There are those who still believe that America’s bloody and tragic Civil War was not about slavery nor white supremacy. Followers of what came to be known as the “Lost Cause” contend that the Confederacy was a heroic stand against the tyranny of a federal government intent upon trampling the rights of the individual states and their citizens. Such belief is denial of historical truth. In its statement of the causes of secession, the State of Texas, for example, wrote, “We hold as undeniable truths that the governments of the various States, and of the confederacy itself, were established exclusively by the white race, for themselves and their posterity; that the African race had no agency in their establishment; that they were rightfully held and regarded as an inferior and dependent race, and in that condition only could their existence in this country be rendered beneficial or tolerable”.

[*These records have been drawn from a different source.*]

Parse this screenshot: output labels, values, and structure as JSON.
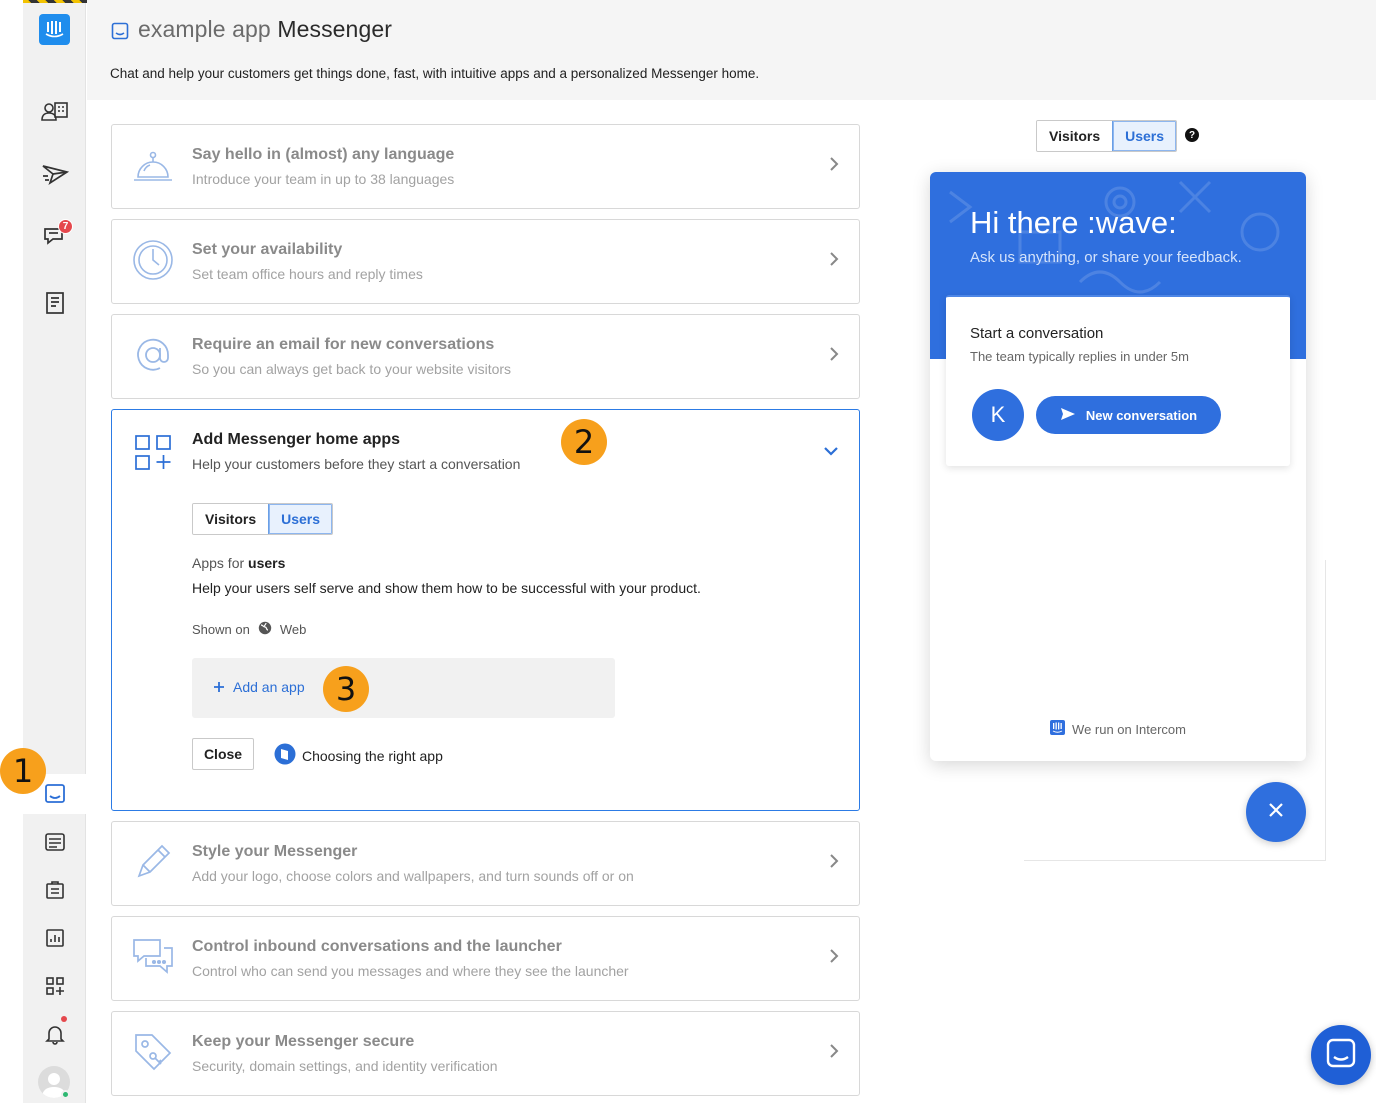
{
  "header": {
    "title_prefix": "example app",
    "title": "Messenger",
    "description": "Chat and help your customers get things done, fast, with intuitive apps and a personalized Messenger home."
  },
  "sidebar": {
    "badge_count": "7",
    "items": [
      "contacts-icon",
      "outbound-icon",
      "inbox-icon",
      "articles-icon",
      "messenger-icon",
      "operator-icon",
      "reports-icon",
      "apps-icon",
      "notifications-icon"
    ]
  },
  "cards": [
    {
      "title": "Say hello in (almost) any language",
      "subtitle": "Introduce your team in up to 38 languages",
      "icon": "bell-icon"
    },
    {
      "title": "Set your availability",
      "subtitle": "Set team office hours and reply times",
      "icon": "clock-icon"
    },
    {
      "title": "Require an email for new conversations",
      "subtitle": "So you can always get back to your website visitors",
      "icon": "at-icon"
    },
    {
      "title": "Add Messenger home apps",
      "subtitle": "Help your customers before they start a conversation",
      "icon": "apps-grid-icon"
    },
    {
      "title": "Style your Messenger",
      "subtitle": "Add your logo, choose colors and wallpapers, and turn sounds off or on",
      "icon": "pencil-icon"
    },
    {
      "title": "Control inbound conversations and the launcher",
      "subtitle": "Control who can send you messages and where they see the launcher",
      "icon": "chat-bubbles-icon"
    },
    {
      "title": "Keep your Messenger secure",
      "subtitle": "Security, domain settings, and identity verification",
      "icon": "tag-key-icon"
    }
  ],
  "expanded": {
    "tabs": [
      "Visitors",
      "Users"
    ],
    "selected_tab": "Users",
    "apps_for_prefix": "Apps for",
    "apps_for_audience": "users",
    "apps_description": "Help your users self serve and show them how to be successful with your product.",
    "shown_on_label": "Shown on",
    "shown_on_value": "Web",
    "add_app_label": "Add an app",
    "close_label": "Close",
    "help_link_label": "Choosing the right app"
  },
  "preview": {
    "tabs": [
      "Visitors",
      "Users"
    ],
    "selected_tab": "Users",
    "help_symbol": "?",
    "greeting": "Hi there :wave:",
    "intro": "Ask us anything, or share your feedback.",
    "card_title": "Start a conversation",
    "card_subtitle": "The team typically replies in under 5m",
    "avatar_letter": "K",
    "button_label": "New conversation",
    "footer": "We run on Intercom"
  },
  "markers": [
    "1",
    "2",
    "3"
  ],
  "colors": {
    "accent": "#2f6fde",
    "marker": "#f7a01c",
    "badge": "#e5484d",
    "online": "#2eb872"
  }
}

It was a belief by no means limited to the South, even some northern abolitionists considered the white race superior to all others, though all were equal when considered in the eyes of the law. Such beliefs made the raising of black regiments of troops, called “colored” at the time, highly controversial. The Union army created several such regiments, officered by whites, following the Emancipation Proclamation in 1863. One of the most famous was the 54th Massachusetts Regiment. Here is its story, and that of its commander, Robert Gould Shaw.
1. Robert Gould Shaw came from a prominent abolitionist family in Boston
Robert Gould Shaw was the son of a Boston family which was strongly abolitionist, and well-placed within the community and the Unitarian Church. He was the only son, with four sisters, and the wealthy family relocated to Staten Island when he was ten. He studied for a time at what later became Fordham Preparatory School, and the Jesuit influence and that of an uncle led him to convert to Catholicism. He then traveled and studied extensively in Europe, and it was there when he first became acquainted with Harriet Beecher Stowe’s Uncle Tom’s Cabin. The book significantly affected his thinking regarding slavery in America.
Shaw returned to the United States in 1856, toyed with the idea of entering West Point, but instead enrolled at Harvard University. He did not complete his degree, leaving school in 1859, one year before his class was to graduate. Restless and bored, he returned to Staten Island, where he worked as a clerk in an uncle’s mercantile company. It was a position he found as boring and dull as school. By 1861, when Abraham Lincoln called for volunteers to put down the insurrection in the South, Shaw was longing for adventure and a change of scenery. He joined the 7th New York Militia for the 90-day period established by Lincoln. The unit saw no action, and after three months it dissolved.